Hi,
He's lucky to have a caring mum like you. Please don't think (and don;t tell him either) that most people have a career by now. It's not necessarily true. People spend their twenties making mistakes - being with the wrong person or in the wrong job or with no proper job. It's a time of flux.
But for him to figure out what he wants in life, he needs to become involved with the world again.
I'd start by coaxing him to talk and really listening to him.
Drag him out on a walk with you or ask him to help you tidy the garage/dig the garden or any other longish job you've actually dreamed up just so the two of you can be together, with the focus of an activity. Chat generally at first, don't seem to be prying or sorting him out.
Once he's opened up a bit, you could say that you think he deserves a more interesting and fulfilling life than he currently has. (That's a way of saying things need to change without any judgement in it.)
When I was in my twenties and a real mess, a lovely man I knew a bit got me to draw a square on a piece of paper, then divide it into nine and put an aspect of life that is important for happiness into each box e.g. health, family, money, friends, romance, etc.
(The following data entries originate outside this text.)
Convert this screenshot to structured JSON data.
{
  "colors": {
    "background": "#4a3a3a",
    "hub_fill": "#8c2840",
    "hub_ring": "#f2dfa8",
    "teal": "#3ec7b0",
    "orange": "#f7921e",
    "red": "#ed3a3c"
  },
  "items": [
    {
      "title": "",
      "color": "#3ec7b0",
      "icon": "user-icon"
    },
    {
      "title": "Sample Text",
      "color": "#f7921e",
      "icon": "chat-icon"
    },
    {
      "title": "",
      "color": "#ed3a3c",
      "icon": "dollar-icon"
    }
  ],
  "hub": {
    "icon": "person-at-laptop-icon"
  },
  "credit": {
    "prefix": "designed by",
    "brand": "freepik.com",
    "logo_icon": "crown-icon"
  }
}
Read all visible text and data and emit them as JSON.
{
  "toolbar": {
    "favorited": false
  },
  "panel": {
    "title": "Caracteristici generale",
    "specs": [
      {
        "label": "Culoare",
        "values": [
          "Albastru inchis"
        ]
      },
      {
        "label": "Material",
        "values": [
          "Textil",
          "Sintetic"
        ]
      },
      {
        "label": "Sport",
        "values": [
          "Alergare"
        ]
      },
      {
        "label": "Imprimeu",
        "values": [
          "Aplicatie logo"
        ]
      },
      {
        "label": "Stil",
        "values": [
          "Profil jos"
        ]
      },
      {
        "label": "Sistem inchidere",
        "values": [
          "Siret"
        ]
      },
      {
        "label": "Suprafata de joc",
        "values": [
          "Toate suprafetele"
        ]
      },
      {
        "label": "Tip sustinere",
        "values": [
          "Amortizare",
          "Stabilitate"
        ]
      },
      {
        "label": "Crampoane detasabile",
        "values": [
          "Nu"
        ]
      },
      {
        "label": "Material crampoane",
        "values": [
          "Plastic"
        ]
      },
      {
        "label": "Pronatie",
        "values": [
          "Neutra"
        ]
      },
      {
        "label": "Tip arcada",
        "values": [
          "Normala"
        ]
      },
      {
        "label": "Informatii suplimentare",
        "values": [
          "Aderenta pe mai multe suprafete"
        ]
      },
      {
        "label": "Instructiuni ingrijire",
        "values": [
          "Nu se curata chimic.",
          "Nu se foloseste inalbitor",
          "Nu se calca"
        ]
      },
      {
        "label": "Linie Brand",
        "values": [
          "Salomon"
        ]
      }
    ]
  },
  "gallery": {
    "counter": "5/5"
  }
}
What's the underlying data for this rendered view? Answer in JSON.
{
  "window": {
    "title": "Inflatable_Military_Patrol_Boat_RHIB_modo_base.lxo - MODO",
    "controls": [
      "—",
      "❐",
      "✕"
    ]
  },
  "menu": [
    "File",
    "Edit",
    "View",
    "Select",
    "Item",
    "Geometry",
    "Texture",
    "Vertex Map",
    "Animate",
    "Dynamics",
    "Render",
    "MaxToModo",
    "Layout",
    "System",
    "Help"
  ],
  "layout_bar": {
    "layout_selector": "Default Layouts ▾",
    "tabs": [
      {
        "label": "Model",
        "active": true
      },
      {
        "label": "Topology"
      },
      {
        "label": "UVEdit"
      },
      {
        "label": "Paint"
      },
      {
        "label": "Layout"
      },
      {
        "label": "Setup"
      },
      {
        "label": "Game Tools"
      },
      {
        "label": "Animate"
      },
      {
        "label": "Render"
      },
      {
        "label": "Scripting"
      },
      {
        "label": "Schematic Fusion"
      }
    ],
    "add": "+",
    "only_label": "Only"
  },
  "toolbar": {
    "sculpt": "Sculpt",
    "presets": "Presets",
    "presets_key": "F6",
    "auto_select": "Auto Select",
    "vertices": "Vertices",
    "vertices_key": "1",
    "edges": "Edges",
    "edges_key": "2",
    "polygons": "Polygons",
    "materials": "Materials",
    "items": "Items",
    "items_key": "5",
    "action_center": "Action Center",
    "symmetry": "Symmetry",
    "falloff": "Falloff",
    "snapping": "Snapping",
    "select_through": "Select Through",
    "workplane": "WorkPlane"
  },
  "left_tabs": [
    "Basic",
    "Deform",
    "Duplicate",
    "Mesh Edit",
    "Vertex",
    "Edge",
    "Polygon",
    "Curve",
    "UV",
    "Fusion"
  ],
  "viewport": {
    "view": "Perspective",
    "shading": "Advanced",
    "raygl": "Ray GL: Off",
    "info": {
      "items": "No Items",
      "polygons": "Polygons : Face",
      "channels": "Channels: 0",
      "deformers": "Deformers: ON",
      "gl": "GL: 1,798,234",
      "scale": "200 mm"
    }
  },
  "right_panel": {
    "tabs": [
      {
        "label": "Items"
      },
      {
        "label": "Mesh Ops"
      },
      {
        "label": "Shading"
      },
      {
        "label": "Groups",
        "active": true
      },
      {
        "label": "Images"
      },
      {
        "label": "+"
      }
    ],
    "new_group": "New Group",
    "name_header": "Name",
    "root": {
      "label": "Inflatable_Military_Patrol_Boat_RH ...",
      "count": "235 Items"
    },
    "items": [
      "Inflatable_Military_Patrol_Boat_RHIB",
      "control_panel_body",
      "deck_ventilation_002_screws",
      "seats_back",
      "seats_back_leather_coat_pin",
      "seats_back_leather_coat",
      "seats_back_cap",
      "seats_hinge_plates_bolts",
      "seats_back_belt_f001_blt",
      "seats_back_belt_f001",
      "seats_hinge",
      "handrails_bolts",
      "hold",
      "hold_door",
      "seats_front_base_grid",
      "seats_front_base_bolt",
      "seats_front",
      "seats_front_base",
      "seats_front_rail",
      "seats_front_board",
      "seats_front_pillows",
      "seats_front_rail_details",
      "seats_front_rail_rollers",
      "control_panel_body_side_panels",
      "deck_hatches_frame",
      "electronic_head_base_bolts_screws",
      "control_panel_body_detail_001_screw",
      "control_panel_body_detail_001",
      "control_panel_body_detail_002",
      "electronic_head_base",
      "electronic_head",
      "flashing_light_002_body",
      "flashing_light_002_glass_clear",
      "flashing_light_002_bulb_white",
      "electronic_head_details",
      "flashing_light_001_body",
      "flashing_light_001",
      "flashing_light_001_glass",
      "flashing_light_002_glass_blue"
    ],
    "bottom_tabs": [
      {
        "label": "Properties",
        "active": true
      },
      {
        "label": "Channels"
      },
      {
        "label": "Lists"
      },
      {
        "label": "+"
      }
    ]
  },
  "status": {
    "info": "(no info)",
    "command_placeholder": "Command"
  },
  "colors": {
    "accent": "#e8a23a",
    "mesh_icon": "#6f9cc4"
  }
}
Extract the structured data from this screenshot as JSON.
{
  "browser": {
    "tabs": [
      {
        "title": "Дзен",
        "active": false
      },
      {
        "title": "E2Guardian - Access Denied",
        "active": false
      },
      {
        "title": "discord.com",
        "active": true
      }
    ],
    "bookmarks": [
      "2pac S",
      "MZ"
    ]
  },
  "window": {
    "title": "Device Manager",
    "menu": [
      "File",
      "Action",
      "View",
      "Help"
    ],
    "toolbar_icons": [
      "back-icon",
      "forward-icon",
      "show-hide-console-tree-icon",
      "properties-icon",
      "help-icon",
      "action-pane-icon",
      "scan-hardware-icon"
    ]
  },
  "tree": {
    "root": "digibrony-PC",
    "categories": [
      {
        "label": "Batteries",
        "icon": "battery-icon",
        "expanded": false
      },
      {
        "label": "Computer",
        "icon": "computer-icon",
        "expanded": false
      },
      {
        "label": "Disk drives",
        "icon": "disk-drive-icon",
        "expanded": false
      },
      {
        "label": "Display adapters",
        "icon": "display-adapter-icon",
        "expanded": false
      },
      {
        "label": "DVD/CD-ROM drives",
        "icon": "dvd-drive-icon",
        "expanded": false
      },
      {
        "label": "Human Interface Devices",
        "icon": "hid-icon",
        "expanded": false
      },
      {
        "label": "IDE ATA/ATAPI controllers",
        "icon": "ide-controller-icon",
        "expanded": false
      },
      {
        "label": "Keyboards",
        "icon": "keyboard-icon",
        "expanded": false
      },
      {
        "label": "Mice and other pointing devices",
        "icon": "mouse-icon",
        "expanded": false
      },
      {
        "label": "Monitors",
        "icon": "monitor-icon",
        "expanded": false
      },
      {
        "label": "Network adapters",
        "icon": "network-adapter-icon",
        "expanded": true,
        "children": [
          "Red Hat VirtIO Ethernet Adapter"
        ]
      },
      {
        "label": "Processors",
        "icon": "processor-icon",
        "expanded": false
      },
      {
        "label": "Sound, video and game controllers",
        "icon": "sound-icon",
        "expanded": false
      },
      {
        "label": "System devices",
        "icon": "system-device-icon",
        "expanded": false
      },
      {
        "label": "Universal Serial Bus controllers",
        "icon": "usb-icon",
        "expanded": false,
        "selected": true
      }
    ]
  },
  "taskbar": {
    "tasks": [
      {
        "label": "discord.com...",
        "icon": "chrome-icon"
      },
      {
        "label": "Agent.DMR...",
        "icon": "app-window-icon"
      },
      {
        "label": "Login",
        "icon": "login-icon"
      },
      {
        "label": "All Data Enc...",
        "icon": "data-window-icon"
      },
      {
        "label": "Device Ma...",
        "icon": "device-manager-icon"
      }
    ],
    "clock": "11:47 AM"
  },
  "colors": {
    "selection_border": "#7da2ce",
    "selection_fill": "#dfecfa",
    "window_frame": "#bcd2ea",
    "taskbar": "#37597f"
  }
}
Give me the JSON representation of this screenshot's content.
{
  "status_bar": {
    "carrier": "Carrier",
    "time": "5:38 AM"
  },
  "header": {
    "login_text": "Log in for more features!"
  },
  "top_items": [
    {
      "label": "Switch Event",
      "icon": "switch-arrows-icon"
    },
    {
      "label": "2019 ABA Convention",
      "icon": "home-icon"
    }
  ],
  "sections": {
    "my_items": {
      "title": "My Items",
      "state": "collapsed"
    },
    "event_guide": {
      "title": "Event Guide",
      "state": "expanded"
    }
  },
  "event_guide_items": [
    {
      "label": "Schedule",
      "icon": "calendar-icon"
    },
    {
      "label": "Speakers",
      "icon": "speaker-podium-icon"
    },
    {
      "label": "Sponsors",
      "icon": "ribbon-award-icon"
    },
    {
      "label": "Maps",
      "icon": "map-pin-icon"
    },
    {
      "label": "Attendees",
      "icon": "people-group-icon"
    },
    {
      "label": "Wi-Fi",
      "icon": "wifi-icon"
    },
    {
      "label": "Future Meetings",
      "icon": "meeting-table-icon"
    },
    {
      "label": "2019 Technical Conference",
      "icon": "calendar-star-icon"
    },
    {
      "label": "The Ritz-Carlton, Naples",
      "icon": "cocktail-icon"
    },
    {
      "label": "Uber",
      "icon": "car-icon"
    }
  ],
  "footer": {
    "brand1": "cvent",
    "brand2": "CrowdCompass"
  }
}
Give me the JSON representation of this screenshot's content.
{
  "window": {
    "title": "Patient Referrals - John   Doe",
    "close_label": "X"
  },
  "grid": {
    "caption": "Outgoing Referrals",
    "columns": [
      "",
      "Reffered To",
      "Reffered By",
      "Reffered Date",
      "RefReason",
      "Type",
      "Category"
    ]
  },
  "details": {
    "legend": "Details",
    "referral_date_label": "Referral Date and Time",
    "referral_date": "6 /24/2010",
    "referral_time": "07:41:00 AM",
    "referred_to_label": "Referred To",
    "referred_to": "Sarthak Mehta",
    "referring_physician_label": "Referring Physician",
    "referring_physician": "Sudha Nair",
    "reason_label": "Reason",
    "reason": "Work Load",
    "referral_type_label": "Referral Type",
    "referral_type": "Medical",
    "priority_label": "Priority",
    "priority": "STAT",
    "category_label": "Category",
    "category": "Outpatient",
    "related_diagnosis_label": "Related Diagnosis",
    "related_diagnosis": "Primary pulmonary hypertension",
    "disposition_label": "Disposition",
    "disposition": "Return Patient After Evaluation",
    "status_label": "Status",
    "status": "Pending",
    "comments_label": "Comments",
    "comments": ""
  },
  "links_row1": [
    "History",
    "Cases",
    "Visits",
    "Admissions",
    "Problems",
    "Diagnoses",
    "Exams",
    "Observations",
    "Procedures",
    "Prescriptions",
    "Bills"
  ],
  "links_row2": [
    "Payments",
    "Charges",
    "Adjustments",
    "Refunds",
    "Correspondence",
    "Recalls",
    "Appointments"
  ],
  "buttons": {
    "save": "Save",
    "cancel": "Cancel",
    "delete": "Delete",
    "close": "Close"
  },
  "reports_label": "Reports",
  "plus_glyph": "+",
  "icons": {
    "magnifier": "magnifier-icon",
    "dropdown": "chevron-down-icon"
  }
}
The only rule is, one of the boxes must be about serving the community/charity work. The other eight are whatever matters to him (music, fashion, travel.)
Then you do something every day - however small towards improving each of those areas of your life. It can be a tiny tiny thing, buit you do one each day for each box. So for health, he could just walk the dog to get fresh air, or drink a litre of water. For charity he could take some clutter to the charity shop for you or pick up some shopping for someone nearby who is housebound. Every day, you write down what you did. Every week you review it and get a bit bolder next week.
He'll see from this that the most amazing changes in life can occur from the tiniest actions. DS2 was a real introvert, stuck at home all the time. But I got him to really stick at a hobby he loved until he got good at it. Then he started chatting online with people interested in the same hobby. Then they met up in a public place. Now they go to gigs together, for BBQs - they have a good life, all from online chat about a shared interest.
It's possible he's depressed, but I'd try a bit of a life overhaul first before getting him dependant on ADs as they have so many side effects. It would be worth getting some counselling though. He may have got past the initial breakdown but a short course of online counselling or a CBT moodgym might really help him.